The world had to wait a half hour, max, for people to speculate that the Boston Marathon bombing was a “false flag,” i.e., a disaster manufactured by the government and pinned on someone else for political ends. Among the first to apply his apparent omniscience and determine, based on virtually no facts, that the attack “stinks to high heaven” was a fellow named Alex Jones. He has made a career of claiming 9/11 was an inside job meant to provide cover for the American government to vilify and attack Muslims on the way to total martial law. (Would you believe, he hosts a radio show in Texas.) His open speculation was hardly the last.

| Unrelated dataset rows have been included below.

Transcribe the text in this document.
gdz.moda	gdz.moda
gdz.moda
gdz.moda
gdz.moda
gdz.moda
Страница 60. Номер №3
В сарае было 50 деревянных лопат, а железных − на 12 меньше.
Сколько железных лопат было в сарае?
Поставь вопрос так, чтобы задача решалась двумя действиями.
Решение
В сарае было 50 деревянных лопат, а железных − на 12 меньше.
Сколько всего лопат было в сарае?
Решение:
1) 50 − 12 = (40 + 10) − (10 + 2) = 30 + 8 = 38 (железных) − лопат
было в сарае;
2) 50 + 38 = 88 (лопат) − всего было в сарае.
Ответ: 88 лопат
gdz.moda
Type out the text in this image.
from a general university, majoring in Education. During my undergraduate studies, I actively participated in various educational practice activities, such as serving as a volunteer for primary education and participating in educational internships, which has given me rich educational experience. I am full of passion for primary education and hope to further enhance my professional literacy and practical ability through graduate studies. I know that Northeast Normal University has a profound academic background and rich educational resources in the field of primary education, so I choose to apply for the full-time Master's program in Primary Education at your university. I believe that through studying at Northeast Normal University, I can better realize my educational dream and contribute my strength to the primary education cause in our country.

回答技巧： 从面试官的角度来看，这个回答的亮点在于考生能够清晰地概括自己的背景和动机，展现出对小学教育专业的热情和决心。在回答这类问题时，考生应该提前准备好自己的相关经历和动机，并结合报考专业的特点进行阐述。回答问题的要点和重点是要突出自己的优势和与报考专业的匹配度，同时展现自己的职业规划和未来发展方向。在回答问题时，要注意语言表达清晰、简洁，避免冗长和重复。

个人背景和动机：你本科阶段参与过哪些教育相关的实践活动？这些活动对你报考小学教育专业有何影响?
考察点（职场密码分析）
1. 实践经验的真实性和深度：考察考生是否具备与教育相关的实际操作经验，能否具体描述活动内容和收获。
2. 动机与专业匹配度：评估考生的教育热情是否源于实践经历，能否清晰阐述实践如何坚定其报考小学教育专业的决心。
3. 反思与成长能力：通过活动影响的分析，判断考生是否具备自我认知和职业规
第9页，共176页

By nightfall on Monday the governor of Massachusetts was hearing it directly from the scrum at his evening presser, where the first question posed was, "Is this another false flag attack staged to take our civil liberties?"


But conspiracy theories aren't merely blowback from an act of terrorism; they may also be precursor. Once the names Dzhokhar and Tamerlan Tsarnaev were known to the public this blog post went up. For years the author, Alyssa Lindley Kilzer, made regular visits to their home for their mother's cosmetic treatments. It’s worth a read. Among the interesting points, as others have noticed, is the description of an intensifying religiosity in the home. Most poignant in hindsight, though, is the following. With the obvious caveat that it’s a third-hand anecdote, you can take this for what it’s worth:

During this facial session she started quoting a conspiracy theory, telling me that she thought 9-11 was purposefully created by the American government to make America hate Muslims. “It’s real,” she said, “My son knows all about it. You can read on the internet.”

That is, one of her sons, who quite likely went on to commit an act of terror, may have been influenced by the very malarkey being floated online by conspiracy theorists who then leap to dark conclusions to explain that act of terror.

We do not know the degree of connection between the bombings and the idea that the American government carries out mass murder for cover in attacking the rest of the world. But as this is a plausible line to draw — that such charges, taken at face value, could inform a person’s decision to harm Americans — let’s perhaps rethink this practice of slinging half-cocked paranoiac nutbaggery. Somewhere, someone may actually be taking it seriously.